Yale’s investments gained a total of $3.6 billion in the 2011 fiscal year to boost the current endowment value to $19.4 billion. Buoyed by the strong endowment performance, the University will siphon more funds from the endowment toward its operating budget than in the previous year, allocating $992 million for campus-wide expenses. In fiscal year 2010, the University put $986 million aside for the same purpose.
The double-digit jump in returns may indicate that University finances are recovering from the aftereffects of the 2008 recession, which caused Yale’s endowment to fall nearly 25 percent that year. After multiple rounds of budget cuts across the University and positive endowment reports from peer institutions, Provost Peter Salovey said Tuesday that he believes University finances are finally stabilizing.
Still, experts have said that figures reported by colleges and universities for fiscal year 2011 will not show the full impact of the period’s turbulent markets. Yale’s endowment also has yet to return to its pre-recession levels: Before the 2008 downtown, the endowment climbed to an all-time high of $22.9 billion.
“This is great that [the endowment] is recovering, but it’s not above where it was before and it may go down again,” said Sandy Baum, chairwoman of the economics department at Skidmore College and a senior policy analyst at the College Board. “Look what’s happened to the market in the last two weeks.
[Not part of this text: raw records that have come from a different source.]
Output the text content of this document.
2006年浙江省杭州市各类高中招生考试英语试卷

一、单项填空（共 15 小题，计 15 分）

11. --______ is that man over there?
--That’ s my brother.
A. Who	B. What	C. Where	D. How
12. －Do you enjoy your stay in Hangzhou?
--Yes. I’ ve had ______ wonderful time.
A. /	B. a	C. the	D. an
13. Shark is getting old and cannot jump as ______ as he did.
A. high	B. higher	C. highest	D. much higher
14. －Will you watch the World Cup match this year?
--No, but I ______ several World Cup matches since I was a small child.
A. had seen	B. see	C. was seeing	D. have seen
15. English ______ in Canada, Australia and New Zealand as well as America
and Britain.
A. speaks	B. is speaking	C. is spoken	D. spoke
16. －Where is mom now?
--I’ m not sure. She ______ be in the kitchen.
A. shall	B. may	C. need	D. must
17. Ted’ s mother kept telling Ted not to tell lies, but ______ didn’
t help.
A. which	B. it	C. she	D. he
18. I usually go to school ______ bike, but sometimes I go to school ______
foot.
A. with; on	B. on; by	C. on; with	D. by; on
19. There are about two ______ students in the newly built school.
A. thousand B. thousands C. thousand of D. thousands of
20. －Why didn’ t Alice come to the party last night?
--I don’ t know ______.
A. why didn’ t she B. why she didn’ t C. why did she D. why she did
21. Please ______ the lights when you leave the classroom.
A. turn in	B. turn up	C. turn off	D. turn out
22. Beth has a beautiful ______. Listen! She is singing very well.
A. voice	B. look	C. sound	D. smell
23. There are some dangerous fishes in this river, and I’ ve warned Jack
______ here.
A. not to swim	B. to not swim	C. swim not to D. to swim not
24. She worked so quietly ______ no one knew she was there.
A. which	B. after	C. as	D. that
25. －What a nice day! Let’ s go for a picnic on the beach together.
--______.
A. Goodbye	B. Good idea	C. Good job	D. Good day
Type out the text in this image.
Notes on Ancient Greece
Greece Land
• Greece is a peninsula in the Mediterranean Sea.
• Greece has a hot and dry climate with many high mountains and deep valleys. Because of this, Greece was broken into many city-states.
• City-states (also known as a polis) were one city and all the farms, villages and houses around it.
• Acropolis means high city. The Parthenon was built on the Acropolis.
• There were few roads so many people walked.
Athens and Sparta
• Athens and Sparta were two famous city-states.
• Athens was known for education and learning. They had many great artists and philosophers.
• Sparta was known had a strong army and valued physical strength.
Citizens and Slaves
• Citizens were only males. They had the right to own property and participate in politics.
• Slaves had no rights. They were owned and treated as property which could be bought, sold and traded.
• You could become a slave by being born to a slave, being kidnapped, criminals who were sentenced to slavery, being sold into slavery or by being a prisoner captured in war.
For the past couple of weeks, the market has been very volatile.”
Despite that volatility, experts projected that academic institutions would likely report returns of 20 percent or higher for fiscal year 2011.
Yale’s 21.9 percent return is a drastic improvement from the endowment’s performance in fiscal year 2010, when the University posted an 8.9 percent return — the worst in the Ivy League. Yale’s most recent performance has already edged that of Harvard, which returned 21.4 percent in the 2011 fiscal year. Other peer institutions have yet to release their reports.
Baum cautioned against reading too much into one-year numbers released by colleges and universities, noting that long-term results are better indications of how an institution’s investments are faring. But Yale administrators have emphasized that the University’s nontraditional investment model is designed for a long-term view.
“The way in which Yale’s endowment compares to other university endowments on a year to two year basis is not especially important,” Provost Peter Salovey told the News last week. “What is important is that our approach can allow us to do better than a traditional endowment over longer periods of time — say five to 10 years — and with less risk.”
Pioneered by Swensen, Yale’s investing strategy favors illiquid assets such as real estate, oil, timber and gas, but also incorporates those more easily converted to cash. It propelled Yale to returns near or above 20 percent between 2004 and 2007, but impeded the University’s financial immediately after the recession.
Yale’s endowment currently ranks second only to Harvard’s, which is valued at $32 billion.